My wife was born and raised in Guangdong province in the People's Republic of China. Her father was murdered during the Cultural Revolution and the entire family was arrested. She spent seven years on a collective farm in the barren wilds of Outer Mongolia. She fled to America for political reasons.
Our oldest son is married to a Vietnamese dentist. We are multi-racial, not multicultural. There's a difference. Multiculturalism produces weakness and division. Assimilation produces unity.
Newcomers must assimilate. Their uniqueness goes into the melting pot and infuses all the existing elements with a new flavor, but in doing so the uniqueness disappears. What results is one, vigorous and vital.
Multiculturalism idolizes separate identities, and prevents the newcomers from being assimilated. It produces parallel universes. And it causes old men to turn against those who embrace multiculturalism.
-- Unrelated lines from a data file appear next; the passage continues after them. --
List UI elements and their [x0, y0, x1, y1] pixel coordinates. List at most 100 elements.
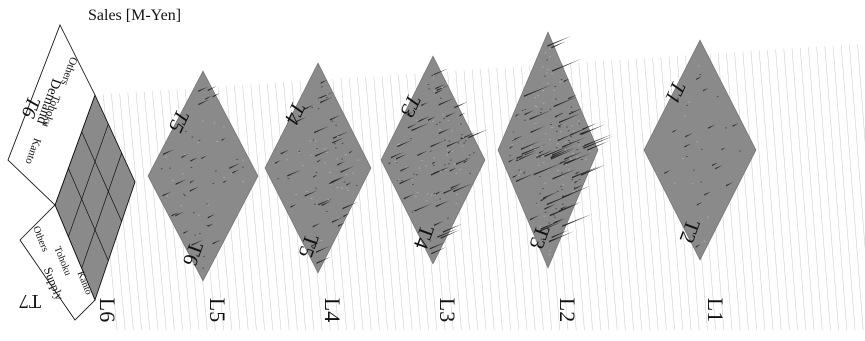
surface-texture	[577, 120, 580, 122]
spike	[434, 220, 444, 227]
surface-texture	[550, 154, 552, 156]
spike	[399, 176, 415, 185]
surface-texture	[570, 110, 573, 112]
surface-texture	[564, 161, 566, 163]
surface-texture	[519, 171, 522, 173]
grid-line	[742, 51, 766, 331]
surface-texture	[448, 140, 451, 142]
surface-texture	[555, 98, 557, 100]
surface-texture	[317, 108, 320, 110]
surface-texture	[212, 183, 215, 184]
surface-texture	[701, 148, 703, 150]
surface-texture	[574, 187, 576, 189]
surface-texture	[394, 161, 397, 163]
grid-line	[775, 49, 798, 331]
spike	[162, 191, 172, 197]
surface-texture	[562, 175, 564, 177]
surface-texture	[449, 159, 452, 161]
surface-texture	[537, 165, 540, 166]
surface-texture	[324, 162, 326, 164]
grid-line	[365, 76, 388, 331]
spike	[536, 149, 554, 159]
spike	[548, 231, 575, 243]
surface-texture	[569, 157, 571, 159]
grid-line	[594, 61, 618, 331]
level-label-L1: L1	[703, 298, 728, 322]
grid-divider	[81, 152, 122, 269]
spike	[543, 191, 559, 200]
surface-texture	[524, 109, 527, 110]
surface-texture	[433, 157, 435, 159]
surface-texture	[296, 125, 298, 127]
surface-texture	[472, 152, 475, 154]
spike	[429, 241, 446, 250]
grid-line	[357, 77, 380, 331]
surface-texture	[548, 139, 551, 140]
surface-L4	[264, 62, 372, 274]
surface-texture	[517, 158, 520, 160]
surface-texture	[398, 143, 400, 145]
spike	[320, 79, 328, 84]
level-label-L3: L3	[435, 298, 460, 322]
grid-line	[135, 92, 159, 331]
surface-texture	[522, 154, 525, 156]
surface-texture	[207, 204, 209, 206]
spike	[412, 203, 433, 213]
surface-texture	[570, 158, 573, 160]
surface-texture	[541, 155, 544, 157]
surface-texture	[432, 74, 435, 76]
spike	[331, 175, 346, 183]
surface-texture	[545, 72, 548, 74]
grid-line	[389, 75, 413, 331]
spike	[221, 138, 226, 142]
surface-texture	[523, 171, 526, 173]
surface-texture	[415, 174, 418, 176]
surface-texture	[418, 108, 420, 110]
spike	[430, 140, 445, 148]
surface-texture	[576, 149, 579, 151]
surface-texture	[298, 151, 301, 152]
surface-texture	[536, 155, 539, 157]
spike	[456, 157, 472, 165]
spike	[516, 149, 539, 160]
panel-L2: T3	[497, 31, 614, 269]
surface-texture	[345, 174, 348, 176]
level-label-L4: L4	[320, 298, 345, 322]
spike	[332, 216, 344, 223]
spike	[726, 182, 734, 187]
spike	[440, 229, 460, 239]
spike	[558, 124, 563, 128]
surface-texture	[299, 112, 301, 114]
surface-texture	[352, 172, 354, 174]
grid-line	[586, 61, 610, 331]
spike	[561, 185, 592, 199]
surface-texture	[544, 52, 547, 54]
surface-texture	[314, 203, 316, 205]
surface-texture	[310, 198, 313, 199]
spike	[207, 86, 217, 92]
surface-texture	[534, 97, 537, 99]
surface-texture	[447, 217, 449, 219]
grid-line	[258, 83, 282, 331]
surface-texture	[460, 123, 462, 125]
spike	[580, 164, 606, 176]
spike	[582, 133, 613, 148]
spike	[313, 174, 318, 178]
surface-texture	[355, 185, 358, 186]
spike	[438, 128, 451, 135]
surface-texture	[518, 174, 520, 176]
surface-texture	[698, 65, 700, 67]
spike	[442, 223, 463, 233]
spike	[544, 144, 574, 157]
surface-texture	[581, 159, 583, 161]
spike	[529, 110, 552, 121]
surface-texture	[432, 120, 434, 122]
spike	[558, 113, 582, 124]
spike	[198, 99, 210, 106]
spike	[349, 150, 353, 154]
spike	[515, 113, 520, 117]
grid-line	[799, 47, 823, 331]
surface-texture	[716, 96, 719, 98]
level-label-L5: L5	[205, 298, 230, 322]
surface-texture	[455, 203, 458, 205]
It is indeed hypocritical of myself as I have a Vietnamese-Canadian barber. Her family came from the South and I enjoy having talks with her on Vietnamese cuisine and culture. I like her a lot and give her a large tip each time I get a hair cut. She; nor her marginal community in Canada, registers on my mind like the greviances I have against the speculating Chinese millionaires who've screwed with our real estate nor the East Indians who've come here to commit crime and practice Islam.
Though, her status of an individual and even her community would be threatened if we took in a million Vietnamese immigrants.
The same is true for the Japanese and Korean community in British Columbia.
It is no different than what happened to the historic Chinese community in British Columbia, which was largely Shanghai, Malay and Indonesian Chinese and but has since been destroyed by Hong Kong Emigres who have destroyed decades of Chinese-intregration (does "Canadian-Chinese" culture exist anymore? No... it's been destroyed overnight) and created a massive ethnic ghetto in Richmond and to a lesser extent in Burnaby.
As I mentioned before. This is not a new anti-immigrant attitude in Canada at all. 100 years ago E Europeans were feared, stuck in the worst possible homesteads surrounding the newly established Reserves and even put in internment camps to do slave labour.
Is that attitude the same today? No. Now when someone E.Euro immigrates they are welcomed with open arms while others are shunned.
Xenophobia is the problem not multiculturalism.
All recent immigrants from Austro-Hungary; including Austro-Germans, were put into internment camps. It wasn't an act of xenophobia but a concern for national security. We had the same policies during WW2 to a similiar extent.